La marseillaisite : au secours Docteur !

(publié avec l’aimable autorisation de René CRUSE)

Au secours Docteur !
Je n’arrive pas à chanter La Marseillaise.
Ses paroles, dites symboliques, se bloquent sur « le sang impur ».
Pourtant je suis un Français à part entière, j’ai fait la guerre comme beaucoup d’autres, mais j’ai une maladie que je nomme «la marseillaisite» qui entrave ma gorge et surtout mon cerveau. Je ne peux brailler «Aux armes citoyens». Je me réfère à la contradiction du Président dans la cour des Invalides dénonçant « les bras vengeurs » de la sixième strophe.
Alors Docteur, ? vous allez me traiter de « pacifiste » qui sonnerait alors comme une injure ?
Suis-je un débile qui ignore l’Histoire de la Révolution française et l’origine du texte ?
Je partage l’immense émotion nationale du 13 novembre, mais je suis malade de voir la jeunesse d’aujourd’hui chantant sa mort à l’unisson.

Peut être que Madame la Secrétaire perpétuelle de l’Académie française pourrait mettre à l’ordre du jour du Dictionnaire un nouveau vocabulaire dans le symbole républicain.
Au secours Docteur ! J’ai mal à la France.

René Cruse
GENÈVE

« Biographie » (source wikipédia) :

Croix de guerre 1939-1945 Française - par Fantassin72 (Coloniale) sous Licence CC by-sa 3.0
Croix de guerre 1939-1945 Française – par Fantassin72 (Coloniale) [GFDL, CC-BY-SA-3.0 or CC BY-SA 2.5], via Wikimedia Commons
René Cruse est  né en 1922 à Bordeaux.

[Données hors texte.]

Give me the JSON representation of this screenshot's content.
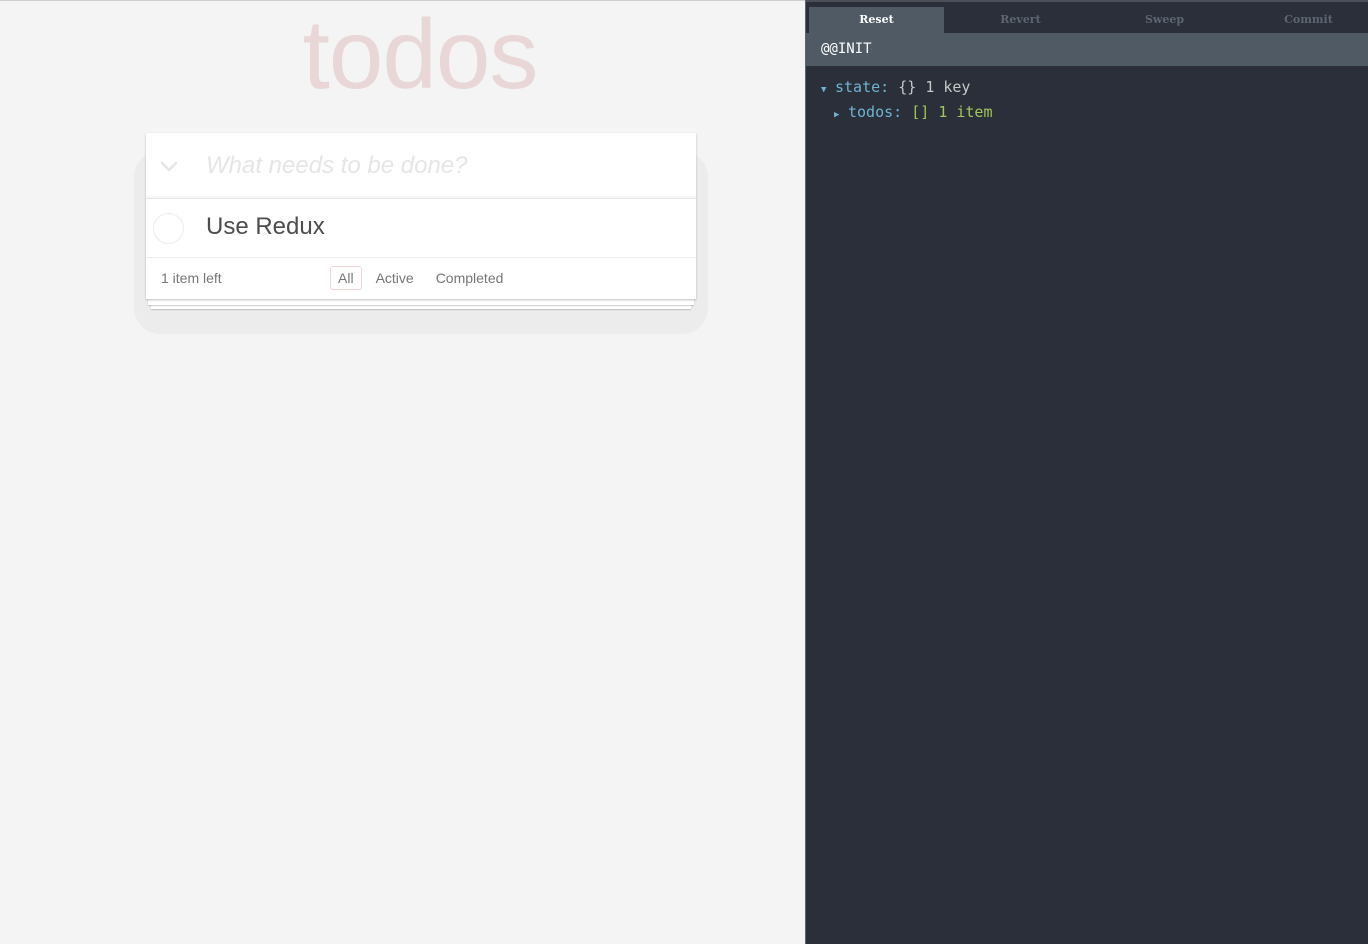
{
  "app": {
    "title": "todos",
    "new_todo_placeholder": "What needs to be done?",
    "todos": [
      {
        "text": "Use Redux",
        "completed": false
      }
    ],
    "footer": {
      "count_text": "1 item left",
      "filters": [
        "All",
        "Active",
        "Completed"
      ],
      "selected_filter": "All"
    },
    "colors": {
      "title": "#e9d3d3",
      "background": "#f4f4f4",
      "text": "#4d4d4d"
    }
  },
  "devtools": {
    "tabs": [
      "Reset",
      "Revert",
      "Sweep",
      "Commit"
    ],
    "active_tab": "Reset",
    "action": "@@INIT",
    "tree": {
      "root_key": "state:",
      "root_brace": "{}",
      "root_meta": "1 key",
      "child_key": "todos:",
      "child_bracket": "[]",
      "child_meta": "1 item"
    },
    "colors": {
      "background": "#2a2f3a",
      "key": "#6fb3d2",
      "meta_green": "#a1c659"
    }
  }
}
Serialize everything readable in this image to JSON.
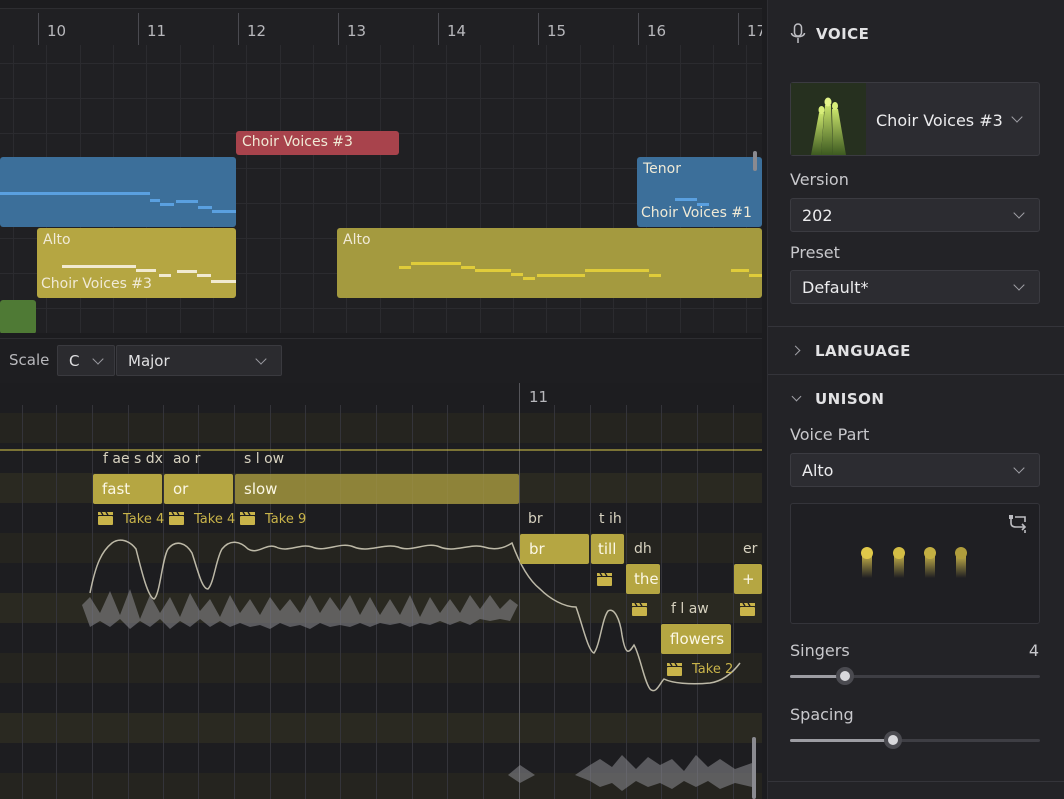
{
  "arrangement": {
    "bar_numbers": [
      "10",
      "11",
      "12",
      "13",
      "14",
      "15",
      "16",
      "17"
    ],
    "clips": [
      {
        "id": "soprano-clip",
        "label": "",
        "color": "#3c6f9a"
      },
      {
        "id": "choir3-red-clip",
        "label": "Choir Voices #3",
        "color": "#a8434c"
      },
      {
        "id": "tenor-clip",
        "label": "Tenor",
        "sublabel": "Choir Voices #1",
        "color": "#3c6f9a"
      },
      {
        "id": "alto-clip-1",
        "label": "Alto",
        "sublabel": "Choir Voices #3",
        "color": "#b5a642"
      },
      {
        "id": "alto-clip-2",
        "label": "Alto",
        "color": "#b5a642"
      },
      {
        "id": "green-clip",
        "label": "",
        "color": "#4f7a35"
      }
    ]
  },
  "roll": {
    "scale_label": "Scale",
    "key": "C",
    "mode": "Major",
    "bar_number": "11",
    "notes": [
      {
        "lyric": "fast",
        "phonemes": "f ae s dx",
        "take": "Take 4"
      },
      {
        "lyric": "or",
        "phonemes": "ao r",
        "take": "Take 4"
      },
      {
        "lyric": "slow",
        "phonemes": "s l ow",
        "take": "Take 9"
      },
      {
        "lyric": "br",
        "phonemes": "br",
        "take": ""
      },
      {
        "lyric": "till",
        "phonemes": "t ih",
        "take": ""
      },
      {
        "lyric": "the",
        "phonemes": "dh",
        "take": ""
      },
      {
        "lyric": "flowers",
        "phonemes": "f l aw",
        "take": "Take 2"
      },
      {
        "lyric": "+",
        "phonemes": "er",
        "take": ""
      }
    ]
  },
  "panel": {
    "section_voice": "VOICE",
    "voice_name": "Choir Voices #3",
    "version_label": "Version",
    "version_value": "202",
    "preset_label": "Preset",
    "preset_value": "Default*",
    "section_language": "LANGUAGE",
    "section_unison": "UNISON",
    "voice_part_label": "Voice Part",
    "voice_part_value": "Alto",
    "singers_label": "Singers",
    "singers_value": "4",
    "singers_fraction": 0.22,
    "spacing_label": "Spacing",
    "spacing_fraction": 0.41
  },
  "colors": {
    "accent_yellow": "#b5a642",
    "blue_clip": "#3c6f9a",
    "red_clip": "#a8434c",
    "green_clip": "#4f7a35"
  },
  "icons": [
    "microphone-icon",
    "chevron-down-icon",
    "chevron-right-icon",
    "randomize-icon",
    "take-clapper-icon",
    "singer-dot-icon"
  ]
}
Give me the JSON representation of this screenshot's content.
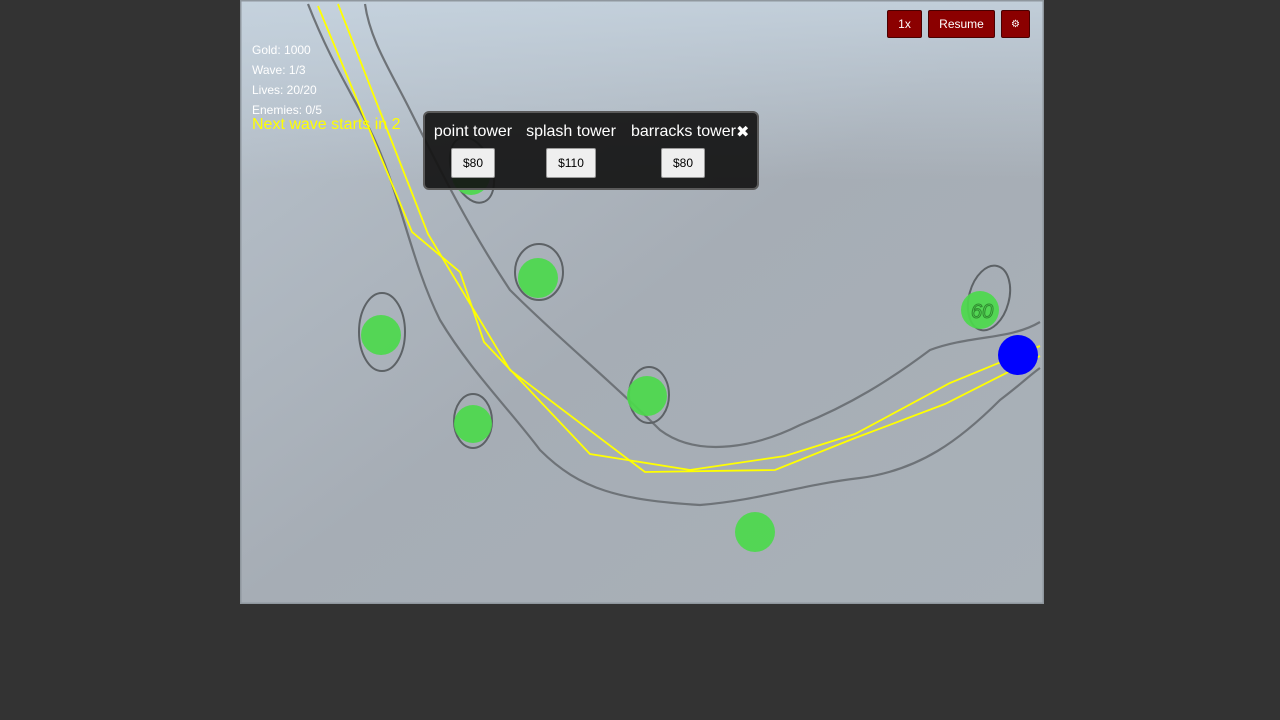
{
  "hud": {
    "gold": "Gold: 1000",
    "wave": "Wave: 1/3",
    "lives": "Lives: 20/20",
    "enemies": "Enemies: 0/5",
    "next_wave": "Next wave starts in 2"
  },
  "controls": {
    "speed_label": "1x",
    "resume_label": "Resume",
    "settings_icon": "⚙"
  },
  "tower_menu": {
    "towers": [
      {
        "name": "point tower",
        "price": "$80"
      },
      {
        "name": "splash tower",
        "price": "$110"
      },
      {
        "name": "barracks tower",
        "price": "$80"
      }
    ],
    "close_icon": "✖"
  },
  "map": {
    "doodle_text": "60"
  },
  "colors": {
    "background": "#333333",
    "button": "#8b0000",
    "tower_spot": "#4cd94c",
    "path_line": "#ffff00",
    "endpoint": "#0000ff",
    "hud_text": "#ffffff",
    "wave_text": "#ffff00"
  }
}
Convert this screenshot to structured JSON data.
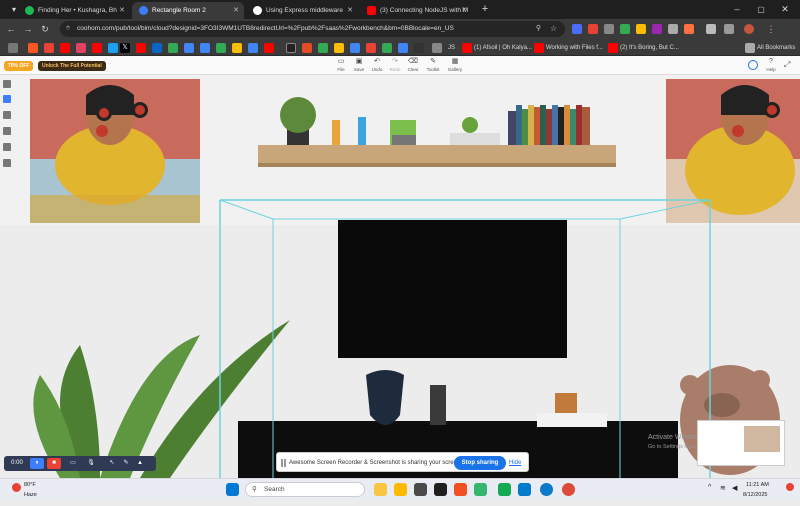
{
  "browser": {
    "tabs": [
      {
        "title": "Finding Her • Kushagra, Bh",
        "color": "#1db954",
        "active": false
      },
      {
        "title": "Rectangle Room 2",
        "color": "#3d7eff",
        "active": true
      },
      {
        "title": "Using Express middleware",
        "color": "#ffffff",
        "active": false
      },
      {
        "title": "(3) Connecting NodeJS with M",
        "color": "#ff0000",
        "active": false
      }
    ],
    "new_tab": "+",
    "url": "coohom.com/pub/tool/bim/cloud?designid=3FO3I3WM1UTB8redirectUrl=%2Fpub%2Fsaas%2Fworkbench&bm=0BBlocale=en_US",
    "bookmarks_right": "All Bookmarks",
    "bookmarks": [
      {
        "label": "(1) Afsoil | Oh Kalya...",
        "color": "#ff0000"
      },
      {
        "label": "Working with Files f...",
        "color": "#ff0000"
      },
      {
        "label": "(2) It's Boring, But C...",
        "color": "#ff0000"
      }
    ],
    "bookmark_prefix": "JS"
  },
  "app": {
    "promo_left": "70% OFF",
    "promo_right": "Unlock The Full Potential",
    "tools": [
      {
        "icon": "▭",
        "label": "File"
      },
      {
        "icon": "▣",
        "label": "Save"
      },
      {
        "icon": "↶",
        "label": "Undo"
      },
      {
        "icon": "↷",
        "label": "Redo"
      },
      {
        "icon": "⌫",
        "label": "Clear"
      },
      {
        "icon": "✎",
        "label": "Toolkit"
      },
      {
        "icon": "▦",
        "label": "Gallery"
      }
    ],
    "right_help": "Help",
    "statusbar": {
      "time": "0:00"
    },
    "share_notice": "Awesome Screen Recorder & Screenshot is sharing your screen.",
    "stop_button": "Stop sharing",
    "hide_button": "Hide",
    "watermark_1": "Activate Windows",
    "watermark_2": "Go to Settings to activate W"
  },
  "taskbar": {
    "weather_temp": "80°F",
    "weather_desc": "Haze",
    "search_placeholder": "Search",
    "time": "11:21 AM",
    "date": "8/12/2025"
  },
  "colors": {
    "accent": "#1a73e8",
    "selection": "#6ed3de",
    "shelf": "#c9a57a",
    "tv": "#0a0a0a"
  }
}
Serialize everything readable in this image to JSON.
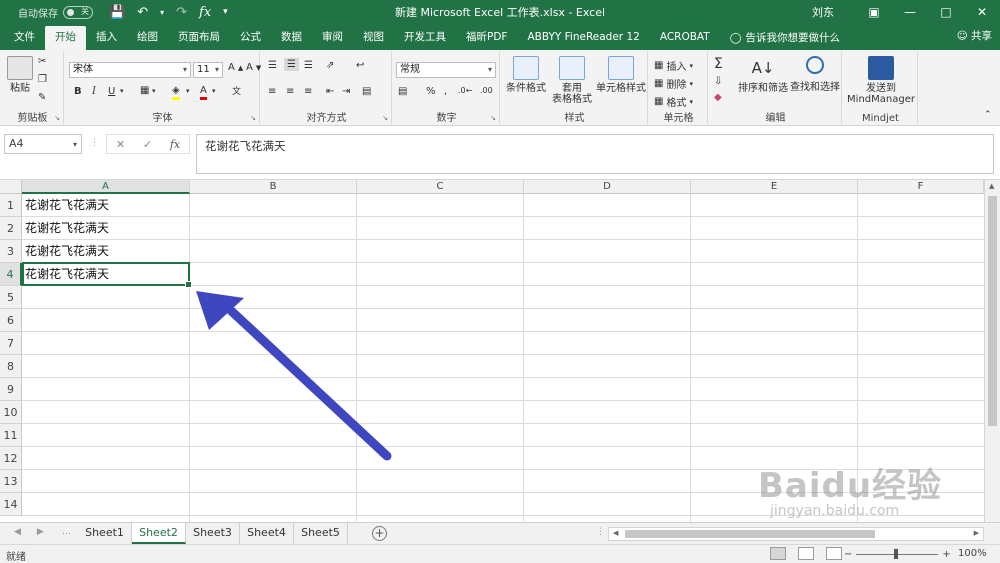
{
  "titlebar": {
    "autosave_label": "自动保存",
    "autosave_state": "关",
    "window_title": "新建 Microsoft Excel 工作表.xlsx - Excel",
    "user": "刘东"
  },
  "tabs": [
    "文件",
    "开始",
    "插入",
    "绘图",
    "页面布局",
    "公式",
    "数据",
    "审阅",
    "视图",
    "开发工具",
    "福昕PDF",
    "ABBYY FineReader 12",
    "ACROBAT"
  ],
  "active_tab": "开始",
  "tell_me": "告诉我你想要做什么",
  "share": "共享",
  "ribbon": {
    "clipboard": {
      "paste": "粘贴",
      "label": "剪贴板"
    },
    "font": {
      "name": "宋体",
      "size": "11",
      "bold": "B",
      "italic": "I",
      "underline": "U",
      "label": "字体"
    },
    "alignment": {
      "label": "对齐方式"
    },
    "number": {
      "format": "常规",
      "label": "数字"
    },
    "styles": {
      "conditional": "条件格式",
      "table_format_1": "套用",
      "table_format_2": "表格格式",
      "cell_styles": "单元格样式",
      "label": "样式"
    },
    "cells": {
      "insert": "插入",
      "delete": "删除",
      "format": "格式",
      "label": "单元格"
    },
    "editing": {
      "sort": "排序和筛选",
      "find": "查找和选择",
      "label": "编辑"
    },
    "mindjet": {
      "send_1": "发送到",
      "send_2": "MindManager",
      "label": "Mindjet"
    }
  },
  "formula_bar": {
    "name_box": "A4",
    "fx": "fx",
    "content": "花谢花飞花满天"
  },
  "grid": {
    "columns": [
      "A",
      "B",
      "C",
      "D",
      "E",
      "F"
    ],
    "rows": [
      "1",
      "2",
      "3",
      "4",
      "5",
      "6",
      "7",
      "8",
      "9",
      "10",
      "11",
      "12",
      "13",
      "14"
    ],
    "cells": [
      {
        "ref": "A1",
        "value": "花谢花飞花满天"
      },
      {
        "ref": "A2",
        "value": "花谢花飞花满天"
      },
      {
        "ref": "A3",
        "value": "花谢花飞花满天"
      },
      {
        "ref": "A4",
        "value": "花谢花飞花满天"
      }
    ],
    "active_cell": "A4",
    "annotation_color": "#3f47c0"
  },
  "sheets": [
    "Sheet1",
    "Sheet2",
    "Sheet3",
    "Sheet4",
    "Sheet5"
  ],
  "active_sheet": "Sheet2",
  "status": {
    "ready": "就绪",
    "zoom": "100%"
  },
  "watermark": {
    "brand": "Baidu经验",
    "url": "jingyan.baidu.com"
  },
  "colors": {
    "excel_green": "#217346",
    "ribbon_bg": "#f3f3f3"
  }
}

IL est licencié en théologie, pasteur de l’Église réformée de France pendant 25 ans successivement à Nancy, à Cannes et à Casablanca, puis à Nevers », secrétaire francophone du Mouvement international de la réconciliation de 1968 à 1974, puis responsable des relations publiques (au Centre national d’art et de culture Georges-Pompidou) de 1974 à 1977. À Genève, René Cruse travaille à la Fédération des centres de loisirs, jusqu’à sa retraite. Il est diplômé de l’Institut universitaire d’études du développement (IUED) de Genève. René Cruse est l’auteur de plusieurs ouvrages.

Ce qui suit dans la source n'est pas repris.